Thousands of Bodies Beneath Your Feet: The Plague Pits of London

What you might not realize when you walk the streets of London, is that beneath your feet, there are probably hundreds of plague pits scattered throughout the city. Bodies piled in their thousands into each of these pits, which the parks and buildings people frequently visit now stand on.

Around 100,000 people in the space of two years were wiped out in London (15 per cent of London’s population between 1665 and 1666), and all those bodies had to go somewhere, and at the rate in which they were dying, they had to go somewhere fast. As the body count grew so rapidly, church grounds were at full capacity, so any ground available became a prime location for the dead. No ceremony, no caskets, just buried.

Quite morbid to think, that if you’re out eating your lunch on a park bench in London, you might unwillingly be eating on top of a plague pit.

Historic UK have tried to map out the locations of the plague pits, as so little is known about their exact location. Although they’ve managed to map out a few, the whereabouts of most is still unknown.

Engineers in London who opened the world’s first underground railway in 1886, had designed the tracks as to avoid going through the plague pits. It’s often reported that during the construction of the London underground, they often hit graves and had to remove and relocate bodies in the construction process. This is said to be why the tracks don’t follow straight lines which would make for the fastest route.
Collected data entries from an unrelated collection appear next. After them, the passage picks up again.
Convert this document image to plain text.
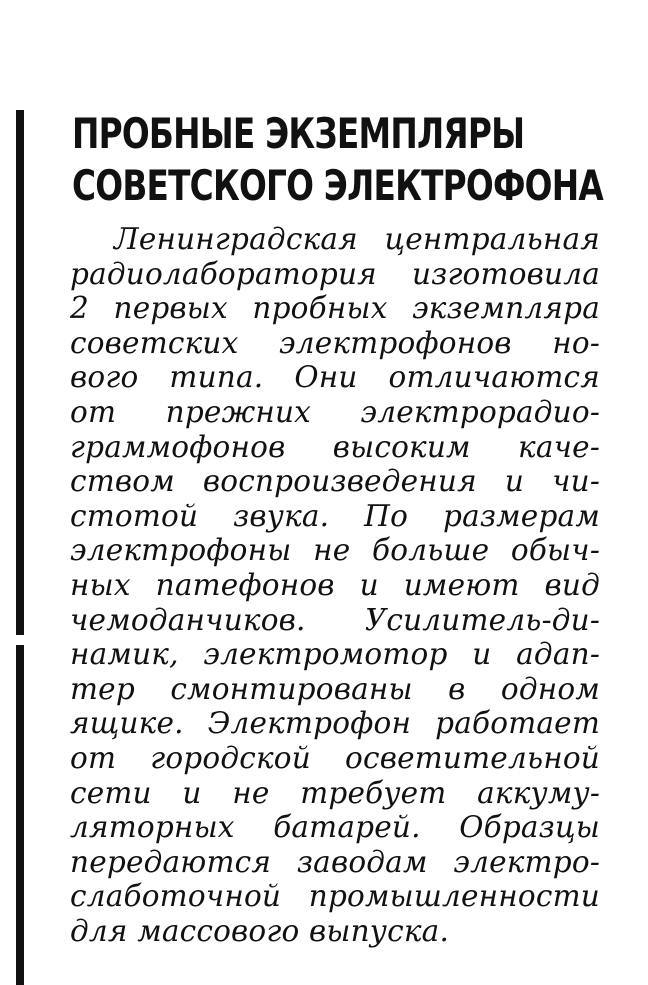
ПРОБНЫЕ ЭКЗЕМПЛЯРЫ
СОВЕТСКОГО ЭЛЕКТРОФОНА
Ленинградская центральная
радиолаборатория изготовила
2 первых пробных экземпляра
советских электрофонов но-
вого типа. Они отличаются
от прежних электрорадио-
граммофонов высоким каче-
ством воспроизведения и чи-
стотой звука. По размерам
электрофоны не больше обыч-
ных патефонов и имеют вид
чемоданчиков. Усилитель-ди-
намик, электромотор и адап-
тер смонтированы в одном
ящике. Электрофон работает
от городской осветительной
сети и не требует аккуму-
ляторных батарей. Образцы
передаются заводам электро-
слаботочной промышленности
для массового выпуска.
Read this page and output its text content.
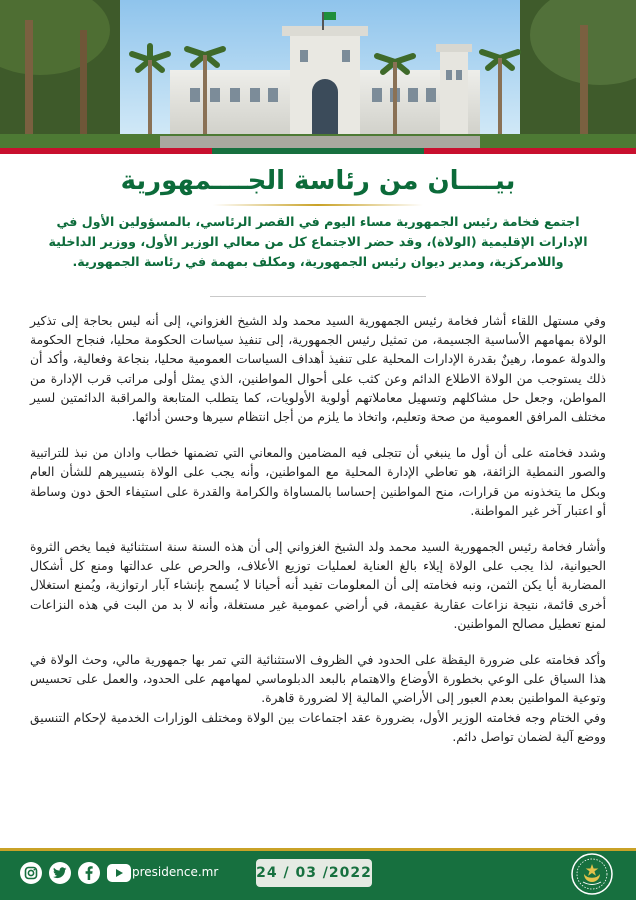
بيــــان من رئاسة الجــــمهورية
اجتمع فخامة رئيس الجمهورية مساء اليوم في القصر الرئاسي، بالمسؤولين الأول في الإدارات الإقليمية (الولاة)، وقد حضر الاجتماع كل من معالي الوزير الأول، ووزير الداخلية واللامركزية، ومدير ديوان رئيس الجمهورية، ومكلف بمهمة في رئاسة الجمهورية.

وفي مستهل اللقاء أشار فخامة رئيس الجمهورية السيد محمد ولد الشيخ الغزواني، إلى أنه ليس بحاجة إلى تذكير الولاة بمهامهم الأساسية الجسيمة، من تمثيل رئيس الجمهورية، إلى تنفيذ سياسات الحكومة محليا، فنجاح الحكومة والدولة عموما، رهينٌ بقدرة الإدارات المحلية على تنفيذ أهداف السياسات العمومية محليا، بنجاعة وفعالية، وأكد أن ذلك يستوجب من الولاة الاطلاع الدائم وعن كثب على أحوال المواطنين، الذي يمثل أولى مراتب قرب الإدارة من المواطن، وجعل حل مشاكلهم وتسهيل معاملاتهم أولوية الأولويات، كما يتطلب المتابعة والمراقبة الدائمتين لسير مختلف المرافق العمومية من صحة وتعليم، واتخاذ ما يلزم من أجل انتظام سيرها وحسن أدائها.

وشدد فخامته على أن أول ما ينبغي أن تتجلى فيه المضامين والمعاني التي تضمنها خطاب وادان من نبذ للتراتبية والصور النمطية الزائفة، هو تعاطي الإدارة المحلية مع المواطنين، وأنه يجب على الولاة بتسييرهم للشأن العام وبكل ما يتخذونه من قرارات، منح المواطنين إحساسا بالمساواة والكرامة والقدرة على استيفاء الحق دون وساطة أو اعتبار آخر غير المواطنة.

وأشار فخامة رئيس الجمهورية السيد محمد ولد الشيخ الغزواني إلى أن هذه السنة سنة استثنائية فيما يخص الثروة الحيوانية، لذا يجب على الولاة إيلاء بالغ العناية لعمليات توزيع الأعلاف، والحرص على عدالتها ومنع كل أشكال المضاربة أيا يكن الثمن، ونبه فخامته إلى أن المعلومات تفيد أنه أحيانا لا يُسمح بإنشاء آبار ارتوازية، ويُمنع استغلال أخرى قائمة، نتيجة نزاعات عقارية عقيمة، في أراضي عمومية غير مستغلة، وأنه لا بد من البت في هذه النزاعات لمنع تعطيل مصالح المواطنين.

وأكد فخامته على ضرورة اليقظة على الحدود في الظروف الاستثنائية التي تمر بها جمهورية مالي، وحث الولاة في هذا السياق على الوعي بخطورة الأوضاع والاهتمام بالبعد الدبلوماسي لمهامهم على الحدود، والعمل على تحسيس وتوعية المواطنين بعدم العبور إلى الأراضي المالية إلا لضرورة قاهرة.

وفي الختام وجه فخامته الوزير الأول، بضرورة عقد اجتماعات بين الولاة ومختلف الوزارات الخدمية لإحكام التنسيق ووضع آلية لضمان تواصل دائم.

presidence.mr	24 / 03 /2022
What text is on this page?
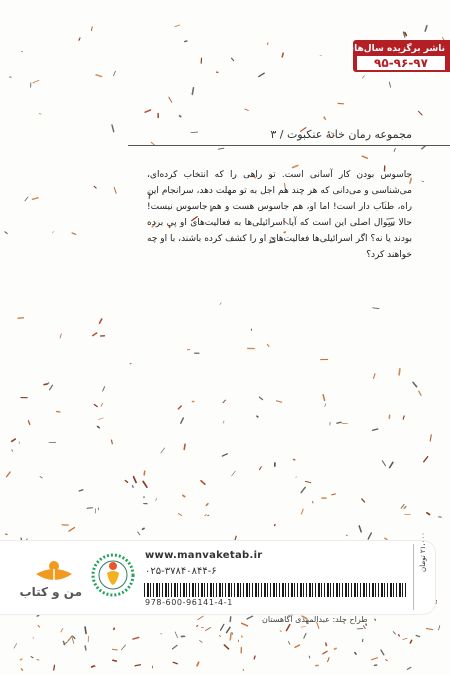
ناشر برگزیده سال‌های
۹۵-۹۶-۹۷
مجموعه رمان خانهٔ عنکبوت / ۳

جاسوس بودن کار آسانی است. تو راهی را که انتخاب کرده‌ای، می‌شناسی و می‌دانی که هر چند هم اجل به تو مهلت دهد، سرانجام این راه، طناب دار است! اما او، هم جاسوس هست و هم جاسوس نیست! حالا سوال اصلی این است که آیا اسرائیلی‌ها به فعالیت‌های او پی برده بودند یا نه؟ اگر اسرائیلی‌ها فعالیت‌های او را کشف کرده باشند، با او چه خواهند کرد؟

۲۱،۰۰۰ تومان
www.manvaketab.ir
۰۲۵-۳۷۸۴۰۸۴۴-۶
978-600-96141-4-1
من و کتاب
طراح جلد: عبدالمهدی آگاهستان
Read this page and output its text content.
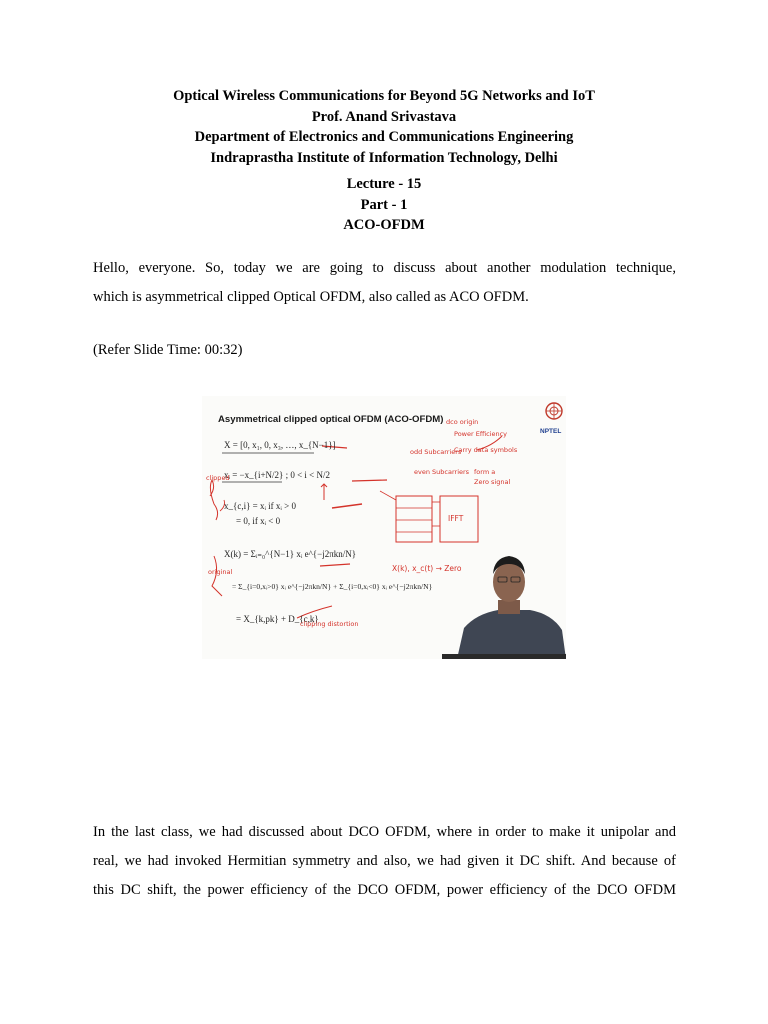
Optical Wireless Communications for Beyond 5G Networks and IoT
Prof. Anand Srivastava
Department of Electronics and Communications Engineering
Indraprastha Institute of Information Technology, Delhi
Lecture - 15
Part - 1
ACO-OFDM
Hello, everyone. So, today we are going to discuss about another modulation technique,
which is asymmetrical clipped Optical OFDM, also called as ACO OFDM.
(Refer Slide Time: 00:32)
Asymmetrical clipped optical OFDM (ACO-OFDM)
NPTEL
X = [0, x₁, 0, x₃, …, x_{N−1}]
xᵢ = −x_{i+N/2} ; 0 < i < N/2
x_{c,i} = xᵢ if xᵢ > 0
= 0, if xᵢ < 0
X(k) = Σᵢ₌₀^{N−1} xᵢ e^{−j2πkn/N}
= Σ_{i=0,xᵢ>0} xᵢ e^{−j2πkn/N} + Σ_{i=0,xᵢ<0} xᵢ e^{−j2πkn/N}
= X_{k,pk} + D_{c,k}
IFFT
dco origin
Power Efficiency
odd Subcarriers
Carry data symbols
even Subcarriers form a
Zero signal
clipped
original
clipping distortion
X(k), x_c(t) → Zero
In the last class, we had discussed about DCO OFDM, where in order to make it unipolar and
real, we had invoked Hermitian symmetry and also, we had given it DC shift. And because of
this DC shift, the power efficiency of the DCO OFDM, power efficiency of the DCO OFDM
Instead, they curve as to try avoid the plague pits.

“The Underground system passes through many burial grounds and plague pits,” – Peter Ackroyd in his book, London Under.

Catharine Arnold in her book Necropolis: London and Its Dead, describes how “the tunnel curves between Knightsbridge and South Kensington stations because it was impossible to drill through the mass of skeletal remains buried in Hyde Park.”

Despite these reports however, it’s also claimed that the reason the tracks curve is due to the cost of construction, as any private property had to be bought, and that which could not be bought became an obstruction.

If you enjoy a good ghost story though, the London underground has a lot to offer. It’s said to be haunted by multiple spirits, probably due to the amount of bodies disturbed in it’s development, as well as those discovered after.

Plague pits such as the one found at Artillery Lane, Bishopsgate, was previously a 2nd century Roman burial ground. Now add that to becoming a more recent plague pit, and it makes for quite a few bodies to be packed in there.

Although morbid, the pits are a reminder of times gone, and the horrors faced by London’s citizens. As a thriving metropolis now operates above ground, London’s dark past still lingers below.